Yes had been thinking about this. It’s a bit fiddly to prepare the grids, but I think doing this in R and passing them for generated quantities is the right way.

So I’ve been trying to tame degeneracies in the model and I’m kind of stuck. To do this I made a simpler model without the variable selection and even with only a single length scale variable across all exposure variables. This is the simplified model:

functions {
    matrix cov_Kzr(matrix Z, real r, real tau, real delta) {
        
        int n_obs = dims(Z)[1];
        int n_exp = dims(Z)[2];
    
        matrix[n_obs, n_obs] K;
        
        for (i in 1:n_obs){
            K[i, i] = 1.0;  // 1.0 bcos diagonals won't go thru loop and exp(0) = 1
            for (j in 1:n_obs){
                if (i < j){
                    K[i, j] = 0.0;
                    for (k in 1:n_exp){
                        //K[i, j] += square( Z[i, k] - Z[j, k] )/ r[k];
                        K[i, j] += square( Z[i, k] - Z[j, k] )/ r;

                    }
                    K[i, j] = exp(-K[i, j]);
                    K[j, i] = K[i, j];
                }
            }
        }
        K = tau * K; // tau controls the overall smoothness of the exposure-response function
        K = add_diag(K, delta); // "Integrate out" the Gaussian process
        return K;
    }
    
}

data {
    int n_obs;
    int n_exp;
    int n_cov;
    
    vector[n_obs] y;
    matrix[n_obs, n_exp] Z;
    matrix[n_obs, n_cov] X;
}

parameters {
    real<lower=0.0> sigma;
    real<lower=0.0> tau;
    vector[n_cov] beta;
    
    real<lower=0.0> r;

    // latent gp
    vector[n_obs] h;
}


model {

    // Priors
    sigma ~ normal(0, 1);
    tau ~ normal(0, 0.5);
    beta ~ std_normal();
    r ~ inv_gamma(4, 0.2);

    // Likelihood
    h ~ multi_normal_cholesky(rep_vector(0, n_obs), cholesky_decompose(cov_Kzr(Z, r, tau, 1e-6)));
    y ~ normal(h + X*beta, sigma);
}

Even with a pretty restrictive inverse gamma prior on r to try and prevent length scales that are too long or short, it doesn’t seem to help much.

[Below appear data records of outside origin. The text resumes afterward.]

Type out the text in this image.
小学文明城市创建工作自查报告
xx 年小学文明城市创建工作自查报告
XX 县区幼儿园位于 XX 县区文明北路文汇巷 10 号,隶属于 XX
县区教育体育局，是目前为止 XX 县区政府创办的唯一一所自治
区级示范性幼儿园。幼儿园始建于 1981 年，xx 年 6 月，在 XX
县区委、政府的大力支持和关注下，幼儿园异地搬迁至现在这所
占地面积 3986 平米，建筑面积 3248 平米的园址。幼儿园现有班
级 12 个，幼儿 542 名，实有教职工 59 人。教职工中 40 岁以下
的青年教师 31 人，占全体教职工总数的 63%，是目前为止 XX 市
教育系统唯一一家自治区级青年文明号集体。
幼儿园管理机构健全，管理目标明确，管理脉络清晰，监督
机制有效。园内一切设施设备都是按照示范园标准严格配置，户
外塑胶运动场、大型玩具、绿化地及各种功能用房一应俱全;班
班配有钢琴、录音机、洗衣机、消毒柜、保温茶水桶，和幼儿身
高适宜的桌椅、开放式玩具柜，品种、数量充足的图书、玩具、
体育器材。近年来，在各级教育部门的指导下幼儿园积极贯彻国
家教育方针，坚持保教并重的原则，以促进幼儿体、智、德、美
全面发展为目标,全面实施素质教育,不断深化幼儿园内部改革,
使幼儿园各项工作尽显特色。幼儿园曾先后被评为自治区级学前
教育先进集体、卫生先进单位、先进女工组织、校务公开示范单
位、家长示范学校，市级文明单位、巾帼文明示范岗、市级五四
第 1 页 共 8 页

This is the pairs plot:

Lots of uglyness going on here. I’ve tried a few putting more restrictive priors on r and tau but can’t really make much improvement. @huffyhenry any thoughts here? Perhaps the model is simply cursed 😳

If your data make sense and you’re not getting \hat{R} or divergence warnings, then the fit just might be fine. The one thing I don’t understand is why the posterior of \tau is not more concentrated near 0, where lp__ is largest. Having a single r corresponds to the assumption that the exposures affect the outcome in the same way, and it may lead to problems if it is not true; note that r has large draws that ought to be suppressed by the prior. Again, there is no need to estimate h if you have a normal observational model. Integrating it out like in the user guide or my code above should make debugging easier.